Com tudo isto, fico me perguntando o que seria pior, uma igreja que sofre martírios por causa do seu fervor pelo evangelho ao ponto de morrerem pela sua fé manifesta a Cristo ou uma que vive com toda a liberdade para pregar, mas, que perdeu o seu entusiasmo, o seu fervor e se apostatou da fé? Quando vejo no Brasil os inúmeros pedidos de oração através das redes sociais pelos cristãos que estão sendo perseguidos e mortos, me pergunto: Quem realmente está precisando de oração? Será mesmo que são eles que deixaram tudo para viverem intensamente o evangelho ao ponto de colocarem as suas vidas em risco porque creem que mesmo na morte serão vencedores por cristo ou nós que estamos vivendo um cristianismo “nutella”, no conforto dos templos com bancos acolchoados e clima de montanha pelos sistemas sofisticados de ar condicionado?

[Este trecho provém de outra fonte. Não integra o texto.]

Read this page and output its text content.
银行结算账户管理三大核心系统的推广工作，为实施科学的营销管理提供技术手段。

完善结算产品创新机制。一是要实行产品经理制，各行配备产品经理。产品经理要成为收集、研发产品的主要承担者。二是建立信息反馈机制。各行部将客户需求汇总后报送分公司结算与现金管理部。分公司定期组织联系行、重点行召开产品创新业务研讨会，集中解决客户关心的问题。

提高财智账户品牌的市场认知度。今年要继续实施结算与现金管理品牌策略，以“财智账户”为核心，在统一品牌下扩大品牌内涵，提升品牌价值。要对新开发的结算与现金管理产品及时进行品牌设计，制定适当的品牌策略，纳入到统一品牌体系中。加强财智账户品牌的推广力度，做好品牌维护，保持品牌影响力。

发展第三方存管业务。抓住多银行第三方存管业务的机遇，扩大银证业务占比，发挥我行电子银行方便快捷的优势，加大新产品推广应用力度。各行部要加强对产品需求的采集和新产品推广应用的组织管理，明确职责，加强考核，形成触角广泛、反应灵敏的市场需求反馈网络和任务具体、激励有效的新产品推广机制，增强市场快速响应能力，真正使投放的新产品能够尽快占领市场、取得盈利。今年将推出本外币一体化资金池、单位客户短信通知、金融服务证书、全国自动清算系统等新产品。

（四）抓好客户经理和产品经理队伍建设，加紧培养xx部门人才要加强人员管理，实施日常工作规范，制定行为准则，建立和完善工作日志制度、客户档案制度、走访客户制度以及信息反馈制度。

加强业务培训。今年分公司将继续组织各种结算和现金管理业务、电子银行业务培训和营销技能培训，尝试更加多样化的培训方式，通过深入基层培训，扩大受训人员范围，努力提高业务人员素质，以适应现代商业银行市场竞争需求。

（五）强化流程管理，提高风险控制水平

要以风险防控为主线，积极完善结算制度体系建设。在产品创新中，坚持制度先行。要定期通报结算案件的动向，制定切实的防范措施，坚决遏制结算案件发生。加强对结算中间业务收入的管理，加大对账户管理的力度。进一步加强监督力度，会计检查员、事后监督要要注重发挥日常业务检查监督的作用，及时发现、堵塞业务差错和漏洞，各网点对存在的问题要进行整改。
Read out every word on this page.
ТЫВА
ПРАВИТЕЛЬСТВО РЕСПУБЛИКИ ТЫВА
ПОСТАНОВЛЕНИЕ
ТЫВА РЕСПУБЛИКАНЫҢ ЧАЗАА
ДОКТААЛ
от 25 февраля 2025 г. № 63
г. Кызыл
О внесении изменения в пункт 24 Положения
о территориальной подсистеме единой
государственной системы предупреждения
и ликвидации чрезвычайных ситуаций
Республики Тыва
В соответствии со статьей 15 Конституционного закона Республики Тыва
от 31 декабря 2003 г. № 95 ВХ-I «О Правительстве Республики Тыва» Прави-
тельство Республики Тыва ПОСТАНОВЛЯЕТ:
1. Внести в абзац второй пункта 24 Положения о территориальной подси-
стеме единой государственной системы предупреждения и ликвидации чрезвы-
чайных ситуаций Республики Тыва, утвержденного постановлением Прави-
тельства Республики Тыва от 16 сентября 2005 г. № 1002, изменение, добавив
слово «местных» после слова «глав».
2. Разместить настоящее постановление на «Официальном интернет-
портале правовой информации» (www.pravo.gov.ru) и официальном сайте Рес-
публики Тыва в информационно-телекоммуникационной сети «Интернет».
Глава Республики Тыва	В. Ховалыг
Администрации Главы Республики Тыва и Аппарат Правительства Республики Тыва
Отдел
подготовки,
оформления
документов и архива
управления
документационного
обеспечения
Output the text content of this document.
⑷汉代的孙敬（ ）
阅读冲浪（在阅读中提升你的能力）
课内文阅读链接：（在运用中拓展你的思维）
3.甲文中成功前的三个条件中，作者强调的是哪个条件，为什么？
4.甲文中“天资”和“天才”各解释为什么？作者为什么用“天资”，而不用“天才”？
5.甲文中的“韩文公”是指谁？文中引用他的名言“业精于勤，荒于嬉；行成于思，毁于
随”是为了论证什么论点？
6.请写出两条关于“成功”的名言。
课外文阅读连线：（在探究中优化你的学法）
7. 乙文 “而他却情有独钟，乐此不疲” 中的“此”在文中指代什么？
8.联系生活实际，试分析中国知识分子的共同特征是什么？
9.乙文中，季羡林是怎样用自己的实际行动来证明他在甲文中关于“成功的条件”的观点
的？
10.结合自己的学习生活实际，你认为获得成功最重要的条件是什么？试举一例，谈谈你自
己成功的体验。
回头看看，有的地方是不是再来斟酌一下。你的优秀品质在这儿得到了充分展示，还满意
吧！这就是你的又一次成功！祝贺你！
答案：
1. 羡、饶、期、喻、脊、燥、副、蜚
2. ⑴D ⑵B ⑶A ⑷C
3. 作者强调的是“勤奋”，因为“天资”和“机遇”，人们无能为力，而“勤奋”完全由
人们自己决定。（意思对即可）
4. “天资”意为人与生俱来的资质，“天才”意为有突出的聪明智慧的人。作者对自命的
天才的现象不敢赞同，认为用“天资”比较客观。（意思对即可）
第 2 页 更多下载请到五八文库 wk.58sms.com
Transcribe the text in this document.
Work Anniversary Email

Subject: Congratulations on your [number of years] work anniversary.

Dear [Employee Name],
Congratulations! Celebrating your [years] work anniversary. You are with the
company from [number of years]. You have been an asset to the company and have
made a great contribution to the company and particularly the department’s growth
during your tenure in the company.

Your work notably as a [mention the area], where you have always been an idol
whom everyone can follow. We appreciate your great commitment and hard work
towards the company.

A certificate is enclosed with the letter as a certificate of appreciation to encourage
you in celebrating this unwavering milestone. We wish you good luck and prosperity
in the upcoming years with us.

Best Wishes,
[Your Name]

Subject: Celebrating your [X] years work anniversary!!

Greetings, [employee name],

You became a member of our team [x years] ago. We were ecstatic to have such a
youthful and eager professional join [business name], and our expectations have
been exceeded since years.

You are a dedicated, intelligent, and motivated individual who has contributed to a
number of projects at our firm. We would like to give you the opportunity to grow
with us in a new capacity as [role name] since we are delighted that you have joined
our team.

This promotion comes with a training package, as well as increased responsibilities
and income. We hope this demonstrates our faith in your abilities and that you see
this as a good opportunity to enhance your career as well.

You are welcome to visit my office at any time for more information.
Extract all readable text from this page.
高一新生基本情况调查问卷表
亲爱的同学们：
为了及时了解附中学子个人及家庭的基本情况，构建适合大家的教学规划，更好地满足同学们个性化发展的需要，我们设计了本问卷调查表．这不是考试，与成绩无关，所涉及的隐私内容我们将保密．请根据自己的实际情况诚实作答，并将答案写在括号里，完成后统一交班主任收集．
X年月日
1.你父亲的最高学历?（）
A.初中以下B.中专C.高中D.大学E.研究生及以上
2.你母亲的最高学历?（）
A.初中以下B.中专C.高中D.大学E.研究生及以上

Não sei se seria uma coincidência, se é que existe coincidência, mas, quando olhamos na janela da história, o momento em a igreja mais se santificou, buscou a Deus e cresceu, foi quando ela sofreu intensa perseguição. Daí vem a seguinte pergunta: O que seria pior para a igreja, a perseguição ou a tranquilidade e o conforto que pode acabar gerando frieza e levando a apostasia? Aviva a sua obra ó Senhor em nossos corações! Não permita que o futuro da igreja brasileira seja semelhante à realidade vivida pela igreja europeia no presente.